- Date posted
- 2y
- Date posted
- 2y
So sorry you experience these thoughts and feelings. But it' s very common among people with OCD. It's very good that you have an appt soon, I hope you will get help, OCD is so hard, but there is treatment and you can learn that these thoughts just are noise in your brain. Use the time until the appt to learn as much as possible about OCD. If we try to suppress the thoughts (which is a natural response) they grow stronger, the key is to learn to not engage with them at all, its difficult at first but you'll learn if you do therapy work. Even if the thoughts are scary I will tell you don't be afraid. They are "just thoughts."
- User type
- OCD Conqueror
- Date posted
- 2y
I’m glad you found this app and have an appointment soon! I noticed your title says “I want to” but then at the end of your paragraph you say “ik really scared”. Do you think someone who really wanted to hurt someone else would be on here and be scared of the thoughts and avoid going to their moms? If you actually wanted to hurt her you would be at her house right now and never signed up for this app and you wouldn’t be scared of the thoughts. You will learn in therapy that we must face our thoughts and just let our thoughts say whatever we want. By not going to your moms that is considered avoidance which is an OCD compulsion. I used to avoid a lot of things when my OCD was really bad. Like Estrid said I would encourage you to read up on OCD.
- User type
- OCD Conqueror
- Date posted
- 2y
@Greg2 A good podcast you can listen to on YouTube is Ali Greymond
- Date posted
- 2y
Well said Greg
- Date posted
- 2y
I wonder if anyone has explained this to your understanding yet, if not I will try! So having thoughts about hurting your mom (harm ocd) does not equal you wanting or intending to hurt her. It is called an intrusive thought that goes against what we really want. (To not hurt her) anger can make intrusive harm thoughts feel more real. Intrusive thoughts are ones that we don’t like that make us anxious and uncomfortable make us confused and usually mad at ourself. I hope you find solace knowing that harm ocd means you are afraid of hurting your mom, instead of you want to hurt your mom. It’s quite tricky at first but if you have any questions you can ask here the community has tons of experience with harm ocd. :)
Related posts
- Date posted
- 22w
I feel like one of the worst things about ocd are the disturbing images or the ‘little movies’ that replay in your head over and over again. I have the worst sexual images with one of my family members that actually so bad that I can’t even look in the mirror. And it’s even worse that I have a lovely boyfriend and I’m so disgusted of myself that I feel like I don’t deserve him and I feel like I can’t be with him because of these thoughts, even he is the most precious thing in my life. These sexual images are so horrible and what makes it even worse that in these pictures I always see myself as someone who enjoys it. I know how to deal with this anymore. My mind is trying to convince me that that I actually like these images and thoughts and this is the hardest part, that I’m doubting myself. These images pop up in my head so naturally that I always question myself if I actually don’t like it why it comes so naturally or how can my brain picture things like this if I don’t like it. It’s getting worse day by day. It’s in my head 24/7, can’t concentrate on anything else, I can’t eat because I’m constantly throwing up. And my mom has to sleep with me every night because I’m so disturbed by my own mind. My parents know that there’s something wrong with me, they think I’m depressed but sadly It’s not something I can talk openly about with them.

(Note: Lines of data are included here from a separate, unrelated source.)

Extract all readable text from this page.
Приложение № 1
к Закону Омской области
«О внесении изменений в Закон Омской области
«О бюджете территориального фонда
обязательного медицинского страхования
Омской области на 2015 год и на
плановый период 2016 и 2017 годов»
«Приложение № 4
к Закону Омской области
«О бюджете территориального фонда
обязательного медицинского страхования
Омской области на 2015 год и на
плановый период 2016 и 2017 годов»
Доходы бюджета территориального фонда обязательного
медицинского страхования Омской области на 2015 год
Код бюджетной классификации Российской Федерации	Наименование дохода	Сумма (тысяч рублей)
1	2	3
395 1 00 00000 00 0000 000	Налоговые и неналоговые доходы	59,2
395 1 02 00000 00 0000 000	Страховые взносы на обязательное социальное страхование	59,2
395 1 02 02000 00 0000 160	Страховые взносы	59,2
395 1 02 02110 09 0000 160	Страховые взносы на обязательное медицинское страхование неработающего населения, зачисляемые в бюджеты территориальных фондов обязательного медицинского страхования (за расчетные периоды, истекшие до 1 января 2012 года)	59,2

I’m seeing a therapist next week but I’m genuinely scared to open up about these thoughts that I’m having.
- Date posted
- 17w
Someone please help me I’m having intrusive thoughts of hurting my pets and I’m really scared of myself and I want these thoughts to go away. Can someone please help me I’m scared and I don’t know if I’m a monster
- Date posted
- 17w
Hey so a couple months ago (7-8) I remember being upset at my family member. Like she was talking too much while I was annoyed and remember wanting her to be quiet. I got an intrusive thought like a really bad image of doing something really bad to her, and my hand twitched to the side a little? Like it felt like I was about to?! And I remembered thinking "if I do this, I'll get in trouble". I got up and left to the bathroom and felt horrified! I was thinking "did I want to act out? Did the only reason I didn't act out was because of getting in trouble? If there was no consequences, would have I done it?! Does this mean this whole time I've been using OCD as an excuse?" I remember I couldn't sleep for 3 nights because of how bad the anxiety was, I was crying and I felt very guilty like I should turn myself in to a mental hospital. I couldn't eat for many days or be near her because of that thought and twitch I had! I'm worried it was an impulse or I actually wanted to hurt her. And even to this day I still ruminanate about this. Like last night I couldn't sleep well I kept waking up every two hours and asking myself "am I capable?" I couldn't eat last night. Sometimes I move on from it like I forget that happened but when I remember, I feel distressed about it! I don't want to be an evil person or do bad actions towards anyone! I'm even scared to be angry because of this because I'm scared I have more "chance" of acting out due to anger. Like was it an impulse and I held back? Is this even OCD? Please help, I'm really scared!